Hoge Raad, 19-07-2019, ECLI:NL:HR:2019:1265, 19/00697
Hoge Raad, 19-07-2019, ECLI:NL:HR:2019:1265, 19/00697
Gegevens
- Instantie
- Hoge Raad
- Datum uitspraak
- 19 juli 2019
- Datum publicatie
- 19 juli 2019
- ECLI
- ECLI:NL:HR:2019:1265
- Zaaknummer
- 19/00697
Inhoudsindicatie
HR: 81.1 RO.
Uitspraak
HOGE RAAD DER NEDERLANDEN
BELASTINGKAMER
Nummer 19/00697
Datum 19 juli 2019
ARREST
In de zaak van
[X] te [Z] (hierna: belanghebbende)
tegen
het BESTUUR VAN BELASTINGCENTRUM TRIBUUT
op het beroep in cassatie gericht tegen de uitspraak van het Gerechtshof Arnhem-Leeuwarden van 29 januari 2019, nr. 18/00168, betreffende de beschikking op grond van de Wet waardering onroerende zaken en de aanslag in de onroerendezaakbelastingen voor het jaar 2017 betreffende de onroerende zaak [a-straat 1] te [Z].
1 Het geding in cassatie
Belanghebbende heeft tegen de uitspraak van het Hof beroep in cassatie ingesteld en daarbij een aantal klachten aangevoerd.
Het bestuur van belastingcentrum Tribuut heeft een verweerschrift ingediend.
Belanghebbende heeft een conclusie van repliek ingediend.
2 Beoordeling van de klachten
De klachten kunnen niet tot cassatie leiden.
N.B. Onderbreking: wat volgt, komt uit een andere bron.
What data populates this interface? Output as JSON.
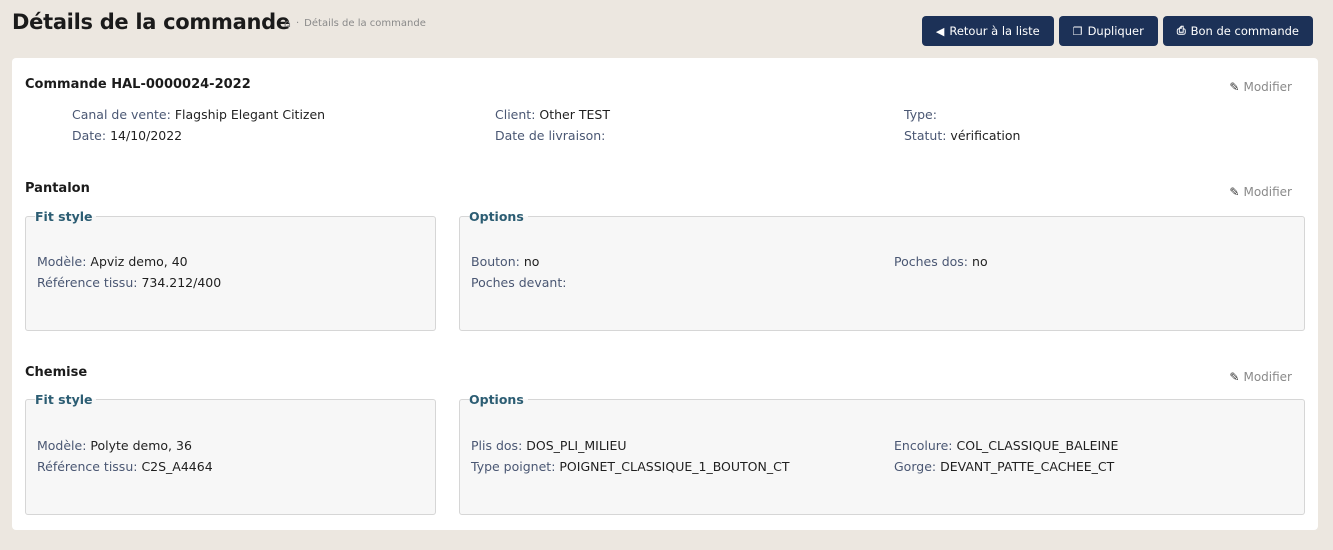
{
  "header": {
    "title": "Détails de la commande",
    "breadcrumb_sep": "·",
    "breadcrumb_current": "Détails de la commande",
    "buttons": {
      "back": "Retour à la liste",
      "duplicate": "Dupliquer",
      "order_form": "Bon de commande"
    }
  },
  "order": {
    "title": "Commande HAL-0000024-2022",
    "modify": "Modifier",
    "fields": {
      "channel_label": "Canal de vente:",
      "channel_value": "Flagship Elegant Citizen",
      "date_label": "Date:",
      "date_value": "14/10/2022",
      "client_label": "Client:",
      "client_value": "Other TEST",
      "delivery_label": "Date de livraison:",
      "delivery_value": "",
      "type_label": "Type:",
      "type_value": "",
      "status_label": "Statut:",
      "status_value": "vérification"
    }
  },
  "pantalon": {
    "title": "Pantalon",
    "modify": "Modifier",
    "fit_legend": "Fit style",
    "options_legend": "Options",
    "model_label": "Modèle:",
    "model_value": "Apviz demo, 40",
    "fabric_label": "Référence tissu:",
    "fabric_value": "734.212/400",
    "bouton_label": "Bouton:",
    "bouton_value": "no",
    "poches_devant_label": "Poches devant:",
    "poches_devant_value": "",
    "poches_dos_label": "Poches dos:",
    "poches_dos_value": "no"
  },
  "chemise": {
    "title": "Chemise",
    "modify": "Modifier",
    "fit_legend": "Fit style",
    "options_legend": "Options",
    "model_label": "Modèle:",
    "model_value": "Polyte demo, 36",
    "fabric_label": "Référence tissu:",
    "fabric_value": "C2S_A4464",
    "plis_label": "Plis dos:",
    "plis_value": "DOS_PLI_MILIEU",
    "poignet_label": "Type poignet:",
    "poignet_value": "POIGNET_CLASSIQUE_1_BOUTON_CT",
    "encolure_label": "Encolure:",
    "encolure_value": "COL_CLASSIQUE_BALEINE",
    "gorge_label": "Gorge:",
    "gorge_value": "DEVANT_PATTE_CACHEE_CT"
  }
}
Dit behoeft, gezien artikel 81, lid 1, van de Wet op de rechterlijke organisatie, geen nadere motivering, nu de klachten niet nopen tot beantwoording van rechtsvragen in het belang van de rechtseenheid of de rechtsontwikkeling.
3 Proceskosten
De Hoge Raad ziet geen aanleiding voor een veroordeling in de proceskosten.